Games: the final frontier. Marketers are constantly seeking innovative media in which to advertise, and videogames are the newest place to be. Gamers provide a highly desirable demographic, males 18-34, who spend a significant amount of time playing or interacting with a vehicle which they don't fast forward. There are no bathroom breaks (you can pause when nature calls).
"Bluechip advertisers have discovered games," declares Nicholas Longano, CMO at Massive, one of the pioneers steering advertisers to games. He cites brands working with his company—Coca-Cola, Nestlé, Verizon, Johnson & Johnson, Intel and Dunkin Donuts—as evidence of the sea change.
And Massive isn't the only company who's keen to capitalize on this seemingly golden opportunity. IGN Entertainment, BiDamic and DoubleFusion are also planning to work with publishers to deliver advertising in games.
But videogame advertising is a nascent field and still an unproven model. Advertisers are spending cautiously and requesting data to reassure that their dollars are working for them. They want to know how many impressions are being delivered and how long a gamer spends with the ad or product. Enter Nielsen, the measurement experts who track what consumers do with their TV time. Nielsen (which is owned, as is Adweek Magazines, by VNU USA) is working with various publishers and ad networks. Brandweek senior reporter Diane Anderson, who covers technology, spoke with Michael Dowling, general manager at Nielsen Entertainment, to find out how the company will measure ads in this burgeoning field.
Adweek Magazines: What is Nielsen doing in this new world of advertising in videogames?
Michael Dowling: We launched this unit two years ago to identify opportunities for videogame publishers. It was clear publishers wanted research on consumers. We've been able to develop a niche, as strategic partners to publishers. One big challenge is pricing comes down as people wait for the next generation. Publishers need incremental revenue.

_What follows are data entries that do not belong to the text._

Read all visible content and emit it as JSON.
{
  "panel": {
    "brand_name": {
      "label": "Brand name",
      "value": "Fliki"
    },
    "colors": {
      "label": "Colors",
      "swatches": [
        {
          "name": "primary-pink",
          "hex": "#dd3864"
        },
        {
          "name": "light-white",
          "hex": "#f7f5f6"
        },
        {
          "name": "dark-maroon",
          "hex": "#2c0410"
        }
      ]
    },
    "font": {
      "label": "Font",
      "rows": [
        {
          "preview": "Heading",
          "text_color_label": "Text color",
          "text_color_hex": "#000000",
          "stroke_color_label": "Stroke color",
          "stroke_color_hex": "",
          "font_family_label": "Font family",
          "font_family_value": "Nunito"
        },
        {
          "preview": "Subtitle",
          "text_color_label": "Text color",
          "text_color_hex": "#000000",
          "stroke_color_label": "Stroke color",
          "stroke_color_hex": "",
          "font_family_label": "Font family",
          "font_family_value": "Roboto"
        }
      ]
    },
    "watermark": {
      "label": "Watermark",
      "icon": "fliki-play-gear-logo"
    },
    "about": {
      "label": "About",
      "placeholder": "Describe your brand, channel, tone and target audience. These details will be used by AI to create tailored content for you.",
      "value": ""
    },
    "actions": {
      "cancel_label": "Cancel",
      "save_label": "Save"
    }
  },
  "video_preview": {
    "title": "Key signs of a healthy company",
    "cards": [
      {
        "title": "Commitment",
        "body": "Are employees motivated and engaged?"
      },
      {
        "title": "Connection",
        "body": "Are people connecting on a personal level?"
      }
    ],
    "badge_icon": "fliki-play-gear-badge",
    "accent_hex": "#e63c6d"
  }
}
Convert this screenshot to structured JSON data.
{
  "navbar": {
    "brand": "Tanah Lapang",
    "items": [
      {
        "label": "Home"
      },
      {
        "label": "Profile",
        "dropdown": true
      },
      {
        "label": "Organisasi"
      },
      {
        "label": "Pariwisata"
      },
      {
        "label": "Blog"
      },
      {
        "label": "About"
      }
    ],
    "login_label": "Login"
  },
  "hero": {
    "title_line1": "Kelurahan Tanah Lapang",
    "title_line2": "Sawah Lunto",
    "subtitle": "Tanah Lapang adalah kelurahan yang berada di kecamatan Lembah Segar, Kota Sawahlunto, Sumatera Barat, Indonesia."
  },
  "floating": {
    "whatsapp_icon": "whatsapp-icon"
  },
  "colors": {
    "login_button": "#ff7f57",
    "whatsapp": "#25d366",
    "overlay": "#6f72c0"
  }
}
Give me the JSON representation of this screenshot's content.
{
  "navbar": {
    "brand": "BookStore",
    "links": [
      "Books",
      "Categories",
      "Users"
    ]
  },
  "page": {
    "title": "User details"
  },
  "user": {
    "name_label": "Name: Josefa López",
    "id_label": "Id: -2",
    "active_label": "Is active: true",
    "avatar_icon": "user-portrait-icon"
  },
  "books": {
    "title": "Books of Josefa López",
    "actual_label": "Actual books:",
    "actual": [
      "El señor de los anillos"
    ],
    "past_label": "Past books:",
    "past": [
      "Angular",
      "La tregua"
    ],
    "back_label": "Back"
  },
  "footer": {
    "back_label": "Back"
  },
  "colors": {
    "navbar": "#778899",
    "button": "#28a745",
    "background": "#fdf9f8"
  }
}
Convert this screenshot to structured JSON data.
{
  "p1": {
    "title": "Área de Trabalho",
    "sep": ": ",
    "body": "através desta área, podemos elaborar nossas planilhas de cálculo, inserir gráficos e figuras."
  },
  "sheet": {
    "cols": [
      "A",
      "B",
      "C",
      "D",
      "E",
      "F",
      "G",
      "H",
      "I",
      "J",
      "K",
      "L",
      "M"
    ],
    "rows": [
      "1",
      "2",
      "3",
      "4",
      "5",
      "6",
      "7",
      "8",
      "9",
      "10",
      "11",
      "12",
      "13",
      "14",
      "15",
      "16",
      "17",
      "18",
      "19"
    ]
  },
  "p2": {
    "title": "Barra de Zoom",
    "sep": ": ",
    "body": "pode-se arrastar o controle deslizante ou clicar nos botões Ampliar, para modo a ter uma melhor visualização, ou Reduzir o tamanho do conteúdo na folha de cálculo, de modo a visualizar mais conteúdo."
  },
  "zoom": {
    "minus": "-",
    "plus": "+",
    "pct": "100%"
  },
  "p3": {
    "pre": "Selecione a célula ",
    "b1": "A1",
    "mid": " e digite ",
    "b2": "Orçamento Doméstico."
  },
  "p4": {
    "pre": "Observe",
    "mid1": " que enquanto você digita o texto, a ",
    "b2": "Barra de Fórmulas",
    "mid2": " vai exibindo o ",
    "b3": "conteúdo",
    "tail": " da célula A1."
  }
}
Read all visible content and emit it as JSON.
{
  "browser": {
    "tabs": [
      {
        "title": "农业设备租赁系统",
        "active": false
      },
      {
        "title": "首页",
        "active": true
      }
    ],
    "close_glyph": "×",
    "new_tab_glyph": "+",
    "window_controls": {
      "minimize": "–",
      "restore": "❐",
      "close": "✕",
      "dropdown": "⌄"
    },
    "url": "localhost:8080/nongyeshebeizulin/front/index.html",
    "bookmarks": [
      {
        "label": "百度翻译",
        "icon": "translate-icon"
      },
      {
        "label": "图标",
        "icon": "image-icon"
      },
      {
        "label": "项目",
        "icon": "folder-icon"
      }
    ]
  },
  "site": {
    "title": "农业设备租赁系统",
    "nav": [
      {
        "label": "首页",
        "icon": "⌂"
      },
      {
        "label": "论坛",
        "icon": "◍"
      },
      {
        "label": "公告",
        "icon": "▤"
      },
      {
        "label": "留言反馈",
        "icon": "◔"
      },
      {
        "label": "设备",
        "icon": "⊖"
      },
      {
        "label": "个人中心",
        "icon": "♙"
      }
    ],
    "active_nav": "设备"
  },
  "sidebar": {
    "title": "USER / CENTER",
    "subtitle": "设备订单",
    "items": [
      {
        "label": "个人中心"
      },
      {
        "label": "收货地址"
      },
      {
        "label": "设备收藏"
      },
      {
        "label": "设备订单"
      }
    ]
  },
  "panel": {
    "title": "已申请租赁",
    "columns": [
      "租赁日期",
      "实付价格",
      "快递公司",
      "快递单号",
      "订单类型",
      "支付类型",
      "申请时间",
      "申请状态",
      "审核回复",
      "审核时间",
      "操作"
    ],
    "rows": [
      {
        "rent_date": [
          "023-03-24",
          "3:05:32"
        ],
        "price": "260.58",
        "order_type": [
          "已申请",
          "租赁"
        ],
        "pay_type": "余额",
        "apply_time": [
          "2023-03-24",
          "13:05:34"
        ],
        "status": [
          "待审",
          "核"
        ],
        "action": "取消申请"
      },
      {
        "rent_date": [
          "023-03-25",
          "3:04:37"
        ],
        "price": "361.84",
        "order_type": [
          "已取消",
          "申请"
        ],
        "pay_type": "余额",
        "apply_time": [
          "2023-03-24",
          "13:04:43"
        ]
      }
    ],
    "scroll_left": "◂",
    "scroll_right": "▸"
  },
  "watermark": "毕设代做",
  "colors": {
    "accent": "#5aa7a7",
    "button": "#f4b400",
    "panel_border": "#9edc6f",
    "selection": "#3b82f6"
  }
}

We got together with [gaming company] Activision to figure out how to create a metric solution. Over the past two years, we've had a program of research to inform them and the marketplace.
Last year, we released provocative research on game-play behavior versus TV viewing among 18-34 year-old males. In households with videogame consoles, there is less TV viewing. So the audience is there, spending time playing videogames. Gamers have positive perceptions of ads, provided they are handled properly. They prefer real products, as long as they're relevant. We tested 500 people in Las Vegas to see if there was lift [with Butterfinger, Nokia and Sobe]. Activision demonstrated to the industry at large that it works [players become more brand-aware from seeing the ad in a game]; we quantify how much people are playing. Now we need to provide agencies with ongoing metric. This won't be the same as our TV rating, but we'll ask people to record gameplay behavior.
What are you measuring?
We provide currency with better information and ongoing measure about who is playing, how often, difference among different games. Passaround rates [how many times the games gets lent out or borrowed] confuse advertisers. We say "an unmeasured medium is inherently undervalued." You need third-party objective data. Right now we are measuring demographics, but we'll ask perceptions about in-game advertising, too. There's a definite shift away from TV in terms of spending. Advertisers realize they have to be smart in a TiVo, video-on-demand, game- centric environment.
What kinds of games and advertisers are best suited for this? Racing games seem like a no-brainer because of the cars and billboards…
Absolutely. You could have a McDonalds storefront. Or a character could need to call another character, so [an obvious choice is] LG, Samsung or Nokia.
Automobile advertisers are a natural. We're asking a number of households to play a special build of Tony Hawk Underground for a month. As Chrysler ads are shown, we get signals, this ad was displayed, person picked up Coke can, passed Jeep billboards, got off skateboard and drove a Jeep for a while.
One challenge is that an advertiser could be placed in games where it doesn't make sense for them to be. If an advertiser buys across genres of 50 games, it might not feel right to the gamer. This is an engaged consumer with lots of chatting and message boards. There aren't enough products in games now, but there will be.
What are the missed opportunities?
Females and Hispanics. Publishers should look at programming for those groups and figure out how to drive growth. It's a huge group they are missing out on.